In August, it continued higher even after that bond market rally ended, but the bonds warned that the rally would end.
This rally that began in October is not the start of a new bull market, but just another bear market rally, and that is what is important to know about it; so that’s why I don’t care if the stock market goes up this week. In fact, I don’t really care which direction it goes in this week, as I don’t think this week is going to really matter for it one way or the other.
And yes, Warren Buffett and Munger have been proven to be absolutely correct in what they said about Bitcoin earlier this year and their prediction on where it is ultimately going probably is too.
The funny thing about Buffett and Munger is that these guys are billionaires, but according to broke basement dwelling millennials who continue to hold worthless crypto coins these guys didn’t know what they’re talking about. But the “HODLR’s” made the mistake of believing in crypto gurus, who are the worst of the worst. They just wanted to believe that crypto could be a lottery ticker for them and so they did, and so they wiped themselves out.
Some will learn from that mistake and move forward. The first step they need to take is admit to themselves that they didn’t know what they were doing, so they let themselves be fooled, and then they can step forward by making the decision to learn to win.

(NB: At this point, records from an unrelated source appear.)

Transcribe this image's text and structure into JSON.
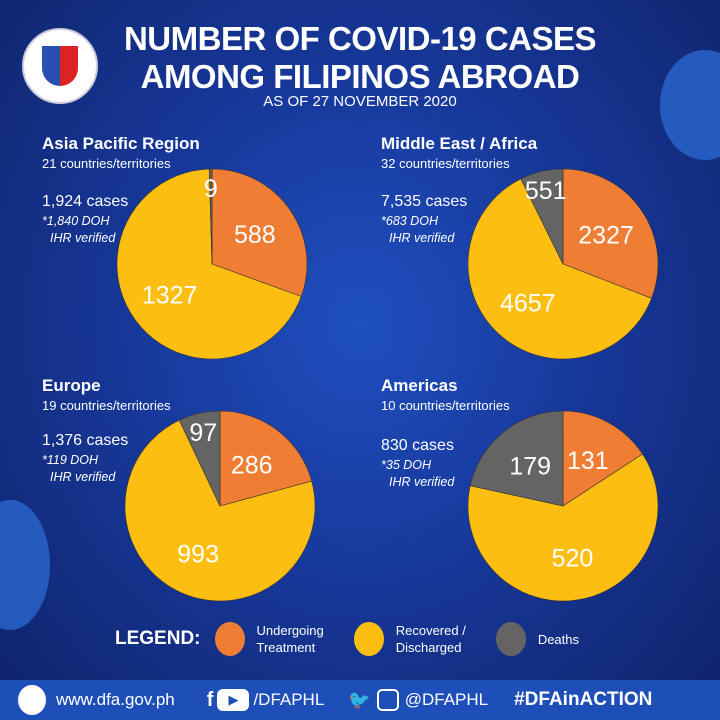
{
  "header": {
    "title_line1": "NUMBER OF  COVID-19 CASES",
    "title_line2": "AMONG FILIPINOS ABROAD",
    "subtitle": "AS OF 27 NOVEMBER 2020"
  },
  "colors": {
    "undergoing": "#ef7d33",
    "recovered": "#fdbe12",
    "deaths": "#646464"
  },
  "chart_data": [
    {
      "type": "pie",
      "title": "Asia Pacific Region",
      "subtitle": "21 countries/territories",
      "total_label": "1,924 cases",
      "note_line1": "*1,840 DOH",
      "note_line2": "IHR verified",
      "categories": [
        "Undergoing Treatment",
        "Recovered / Discharged",
        "Deaths"
      ],
      "values": [
        588,
        1327,
        9
      ],
      "labels": [
        "588",
        "1327",
        "9"
      ]
    },
    {
      "type": "pie",
      "title": "Middle East / Africa",
      "subtitle": "32 countries/territories",
      "total_label": "7,535 cases",
      "note_line1": "*683 DOH",
      "note_line2": "IHR verified",
      "categories": [
        "Undergoing Treatment",
        "Recovered / Discharged",
        "Deaths"
      ],
      "values": [
        2327,
        4657,
        551
      ],
      "labels": [
        "2327",
        "4657",
        "551"
      ]
    },
    {
      "type": "pie",
      "title": "Europe",
      "subtitle": "19 countries/territories",
      "total_label": "1,376 cases",
      "note_line1": "*119 DOH",
      "note_line2": "IHR verified",
      "categories": [
        "Undergoing Treatment",
        "Recovered / Discharged",
        "Deaths"
      ],
      "values": [
        286,
        993,
        97
      ],
      "labels": [
        "286",
        "993",
        "97"
      ]
    },
    {
      "type": "pie",
      "title": "Americas",
      "subtitle": "10 countries/territories",
      "total_label": "830 cases",
      "note_line1": "*35 DOH",
      "note_line2": "IHR verified",
      "categories": [
        "Undergoing Treatment",
        "Recovered / Discharged",
        "Deaths"
      ],
      "values": [
        131,
        520,
        179
      ],
      "labels": [
        "131",
        "520",
        "179"
      ]
    }
  ],
  "legend": {
    "title": "LEGEND:",
    "items": [
      {
        "label1": "Undergoing",
        "label2": "Treatment"
      },
      {
        "label1": "Recovered /",
        "label2": "Discharged"
      },
      {
        "label1": "Deaths",
        "label2": ""
      }
    ]
  },
  "footer": {
    "website": "www.dfa.gov.ph",
    "fb_yt_handle": "/DFAPHL",
    "tw_ig_handle": "@DFAPHL",
    "hashtag": "#DFAinACTION"
  }
}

So, if that is where you are – the decision you have is simple:
You can either start with the Stan Weinstein book and take the game seriously or look for another guru to replace the one that tricked you with their hype in hopes that they will give you a winner – but if you do that you’ll almost certainly end up with the same results all over again at the end of next year as you did this year.
But, this is the fork in the road millions are at now.
And those that still believe in crypto are keeping themselves in a totally hopeless position.
FTX was just the tip of the iceburg.
Remember, back in August Forbes reported that “Half of All Bitcoin Trades Are Fake.”
SBF isn’t just one bad apple in an otherwise healthy barrel.
The entire crypto market itself is essentially a fraud, because the Bitcoin price itself is nothing but a manipulation.
It isn’t real.
And Binance is one of the biggest investors in Elon Musk’s Twitter takeover.
They put $500 million into it with what is seen as an expectation “to organically engage with Musk and Twitter down the line about ways to collaborate or help in certain areas.”
Elon visited with some of his other major Twitter investors when he went to the world cup game in Qatar some of whom are already among the largest shareholders of Tesla.
In the 1980’s and 1990’s millions of stock market investors looked up to Warren Buffett.
Now many of their children worship figures like Elon Musk instead and stay glued to their screens 24/7.
He told them to buy Dogecoin.
Billy Markus and Jackson Palmer were the two men who created the Dogecoin crypto currency.
They did it as a joke, but Elon used Twitter to pump it, making it into a financial millstone for millions.
Charlie Munger was right about the true nature of Bitcoin.